According to Butler, they looked and looked but with no luck. The very last house the real estate agent showed the couple, which happened to be on La. 966, triggered Rob’s memory of the dog-eared clipping folded and forgotten in his wallet.
“The clipping described Dogwood, which had fallen into such deplorable condition that it was not even listed on the real estate market anymore,” Butler said.
“Walking on the wood floors was like being on a trampoline, they bounced so much,” Missy Couhig said.
Today, Dogwood has a new tin roof, new electrical and plumbing systems, new French drains and gleaming 200-year-old heart pine floorboards that were meticulously removed, finished and flipped.
“The idea of selling once New Orleans was habitable again didn’t happen,” Butler said. “Now, the Couhigs spend long weekends at Dogwood, gardening and enjoying the peace and quiet.”
The home is filled with inherited furnishings from Rob’s mother, the late Nootsie Couhig, of Asphodel Plantation in East Feliciana, Butler said.
“Nootsie had an eclectic style of decorating that was a confidently carefree elegance of style,” said Butler.
The double parlor set from Asphodel still bears the date it was shipped in 1834 from France. There’s an American Empire secretary, an English Chippendale card table and a colorful pitcher considered one of the earliest pieces of Mason ironstone in America.
Most of the lighting fixtures through the home are converted gasoliers but an elaborate French chandelier is from Asphodel.
The dining room features a 19th-century New Orleans dining table, Mallard buffet and colorful portrait of Queen Victoria’s surgeon-general resplendent in scarlet coat and painted with his wife in England in 1869, Butler said.
A large soup tureen was part of a service for 18, which was Nootsie’s grandmother’s wedding china, and shipped in 1835 from Limoges, France, painted in Canada and then sent by barge to New Orleans.

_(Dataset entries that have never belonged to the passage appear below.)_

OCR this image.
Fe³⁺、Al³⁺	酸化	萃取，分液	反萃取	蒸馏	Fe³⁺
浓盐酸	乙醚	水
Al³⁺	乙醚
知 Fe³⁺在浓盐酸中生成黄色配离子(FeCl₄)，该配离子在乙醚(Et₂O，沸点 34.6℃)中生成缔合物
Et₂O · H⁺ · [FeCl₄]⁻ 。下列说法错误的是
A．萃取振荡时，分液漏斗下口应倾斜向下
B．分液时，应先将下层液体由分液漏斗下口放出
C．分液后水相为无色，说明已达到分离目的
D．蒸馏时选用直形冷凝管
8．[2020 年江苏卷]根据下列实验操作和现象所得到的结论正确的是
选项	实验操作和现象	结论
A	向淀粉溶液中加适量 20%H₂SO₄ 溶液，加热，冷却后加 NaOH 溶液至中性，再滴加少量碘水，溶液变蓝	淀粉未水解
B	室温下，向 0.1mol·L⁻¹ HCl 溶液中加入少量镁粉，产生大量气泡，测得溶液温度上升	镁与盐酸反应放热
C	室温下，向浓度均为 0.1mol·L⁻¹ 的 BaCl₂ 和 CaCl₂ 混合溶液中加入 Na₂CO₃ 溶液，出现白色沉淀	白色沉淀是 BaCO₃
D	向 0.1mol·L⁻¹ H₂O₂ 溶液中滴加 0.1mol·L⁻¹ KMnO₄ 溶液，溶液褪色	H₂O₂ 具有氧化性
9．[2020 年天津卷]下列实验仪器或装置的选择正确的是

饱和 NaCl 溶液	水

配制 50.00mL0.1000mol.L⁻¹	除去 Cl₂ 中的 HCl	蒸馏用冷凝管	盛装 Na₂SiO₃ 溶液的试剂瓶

Besides Dogwood, other homes featured at this year’s Pilgrimage include Retreat Plantation and The Oaks in the country and the Levert-Bockel House in St. Francisville.
Afton Villa Gardens, Audubon (Oakley Plantation) and Rosedown State Historic Sites, three 19th-century churches in town and St. Mary’s in the country, as well as the Rural Homestead with lively demonstrations of the rustic skills of daily pioneer life are all part of the Pilgrimage.